You may want a fan that gives you more than one speed setting, so you can cook delicate items under a low fan and more sturdy items with the fan on high. Getting an even bake when the fan is on low may require the user to turn the pan during the cook time, but there are some models that will turn the pans for you. These are typically used by bakers, that need to be able to cook with the fan at low speed while still getting consistency.
Temperature & Time Regulators
It's important to remember that a commercial convection oven will cook foods more quickly than conventional ovens. To compensate for that, some models have a feature that automatically adjusts the time of your recipes. For instance, if the recipe calls for something to bake for two hours, you would enter two hours into the unit's computer, and the unit will automatically set the time that would be necessary with the quick cooking of the convection oven.
A core probe will offer the most precise indication of when recipes have reached the appropriate temperature.
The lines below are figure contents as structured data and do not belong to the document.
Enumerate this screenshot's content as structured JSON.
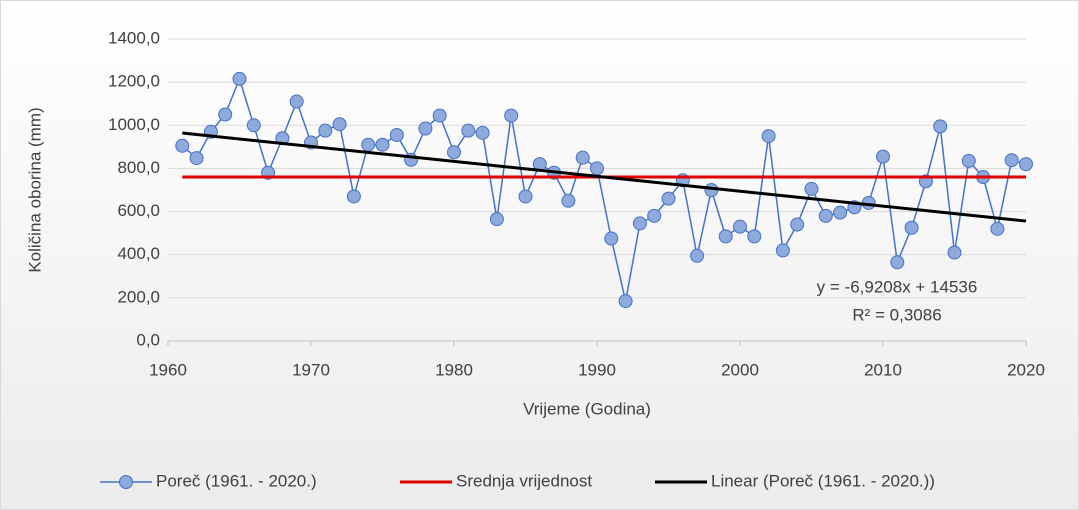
{
  "chart_data": {
    "type": "line",
    "xlabel": "Vrijeme (Godina)",
    "ylabel": "Količina oborina (mm)",
    "xlim": [
      1960,
      2020
    ],
    "xticks": [
      1960,
      1970,
      1980,
      1990,
      2000,
      2010,
      2020
    ],
    "ylim": [
      0,
      1400
    ],
    "yticks": [
      {
        "value": 0,
        "label": "0,0"
      },
      {
        "value": 200,
        "label": "200,0"
      },
      {
        "value": 400,
        "label": "400,0"
      },
      {
        "value": 600,
        "label": "600,0"
      },
      {
        "value": 800,
        "label": "800,0"
      },
      {
        "value": 1000,
        "label": "1000,0"
      },
      {
        "value": 1200,
        "label": "1200,0"
      },
      {
        "value": 1400,
        "label": "1400,0"
      }
    ],
    "grid": true,
    "legend": "bottom",
    "annotations": [
      "y = -6,9208x + 14536",
      "R² = 0,3086"
    ],
    "series": [
      {
        "name": "Poreč (1961. - 2020.)",
        "color": "#4472c4",
        "marker": true,
        "x": [
          1961,
          1962,
          1963,
          1964,
          1965,
          1966,
          1967,
          1968,
          1969,
          1970,
          1971,
          1972,
          1973,
          1974,
          1975,
          1976,
          1977,
          1978,
          1979,
          1980,
          1981,
          1982,
          1983,
          1984,
          1985,
          1986,
          1987,
          1988,
          1989,
          1990,
          1991,
          1992,
          1993,
          1994,
          1995,
          1996,
          1997,
          1998,
          1999,
          2000,
          2001,
          2002,
          2003,
          2004,
          2005,
          2006,
          2007,
          2008,
          2009,
          2010,
          2011,
          2012,
          2013,
          2014,
          2015,
          2016,
          2017,
          2018,
          2019,
          2020
        ],
        "values": [
          905,
          848,
          970,
          1050,
          1215,
          1000,
          780,
          940,
          1110,
          920,
          975,
          1005,
          670,
          910,
          910,
          955,
          840,
          985,
          1045,
          875,
          975,
          965,
          565,
          1045,
          670,
          820,
          780,
          650,
          850,
          800,
          475,
          185,
          545,
          580,
          660,
          745,
          395,
          700,
          485,
          530,
          485,
          950,
          420,
          540,
          705,
          580,
          595,
          620,
          640,
          855,
          365,
          525,
          740,
          995,
          410,
          835,
          760,
          520,
          838,
          820
        ]
      },
      {
        "name": "Srednja vrijednost",
        "color": "#e00000",
        "marker": false,
        "x": [
          1961,
          2020
        ],
        "values": [
          760,
          760
        ]
      },
      {
        "name": "Linear (Poreč (1961. - 2020.))",
        "color": "#000000",
        "marker": false,
        "x": [
          1961,
          2020
        ],
        "values": [
          964,
          556
        ]
      }
    ]
  }
}
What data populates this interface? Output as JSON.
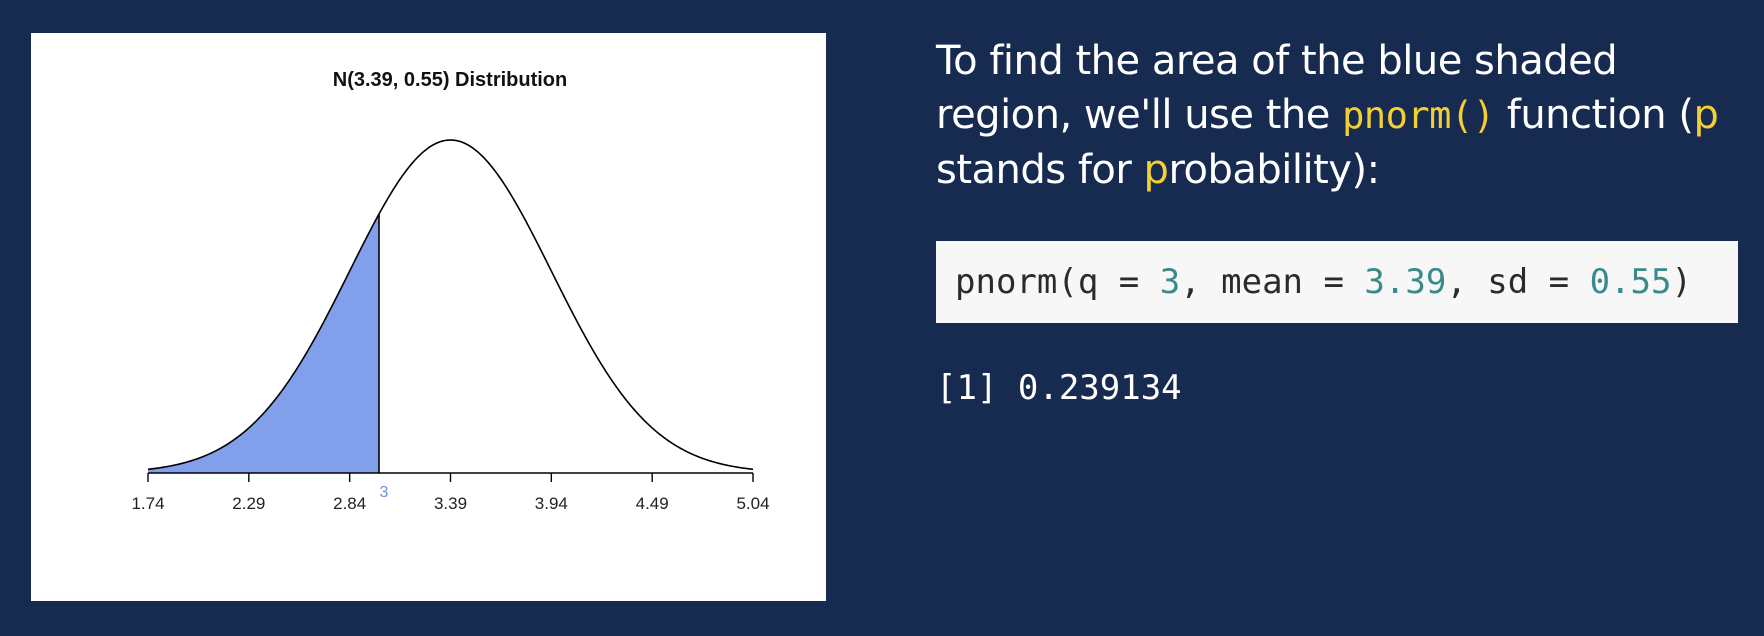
{
  "plot": {
    "title": "N(3.39, 0.55) Distribution"
  },
  "chart_data": {
    "type": "area",
    "title": "N(3.39, 0.55) Distribution",
    "distribution": "normal",
    "mean": 3.39,
    "sd": 0.55,
    "x_ticks": [
      "1.74",
      "2.29",
      "2.84",
      "3.39",
      "3.94",
      "4.49",
      "5.04"
    ],
    "xlim": [
      1.74,
      5.04
    ],
    "shaded_region": {
      "from": 1.74,
      "to": 3,
      "color": "#829fec"
    },
    "cutoff_label": "3",
    "cutoff_label_color": "#6b8fe0",
    "grid": false
  },
  "explanation": {
    "part1": "To find the area of the blue shaded region, we'll use the ",
    "func": "pnorm()",
    "part2": " function (",
    "p1": "p",
    "part3": " stands for ",
    "p2": "p",
    "part4": "robability):"
  },
  "code": {
    "t1": "pnorm(q = ",
    "n1": "3",
    "t2": ", mean = ",
    "n2": "3.39",
    "t3": ", sd = ",
    "n3": "0.55",
    "t4": ")"
  },
  "output": {
    "result": "[1] 0.239134"
  },
  "colors": {
    "background": "#172a50",
    "highlight": "#f2cf32",
    "code_number": "#3a8a8a",
    "shade": "#829fec"
  }
}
Many units will have highly technical controls with programming capabilities. They have options that will allow you to program times and automatically rotate shelves. These units are ideal for creating consistency for restaurants with unskilled labor or high turnover rates. However, they may have a slightly wider body to allow room for the computerized control systems.
Manual controls, on the other hand, give the user more flexibility for individualized cooking. They're great for and even preferred by more experienced chefs who want precise control over every setting. However, they may be a little more difficult for inexperienced cooks to get the hang of.
A few manufacturers offer a mechanism that can be programmed to automatically turn racks for you, which allows for limited user involvement while still producing the even results you're looking for. Some also have designs that will offer your guests the ability to watch your products bake, if you're interested in showcasing the baking process.
Other Convection Oven Features
Cook & Hold
Many units will offer a cook and hold feature that will switch the oven to holding mode to keep the food at the desired serving temperature without continuing to cook it. Typically these models will have an alarm that will notify the operator when the food is ready.
Steaming & Dehydrating
To create artisan crusts on bread, and to keep items like turkey and beef moist while baking, some units feature a steam option. Ovens that have this capability will need to have easy access to a water connection, and you may want to opt for a water filter or softener to limit scale from harming your oven. On the other side, dry convection ovens are ideal for dehydrating meat, vegetables, and fruit as well. Of course, both types will provide the consistency and speed that are the hallmarks of this type of cooking equipment.
Gas or Electric Power
There are benefits and drawbacks to both gas and electric models. You'll need an electrical outlet, regardless of the model you choose, as the fan and controls will run off electricity.
Your ability to choose a natural gas unit will depend mainly on whether the utility is even offered in your area. An LP model is a good choice if you have room to store a tank. Electricity is generally available everywhere, but the cost may be prohibitive. Check with the U.S. Energy Information Administration to see what the rates are for each power option in your state. Gas will generally heat the unit more quickly, while electric models tend to be more flexible in terms of installation and often provide more even temperatures.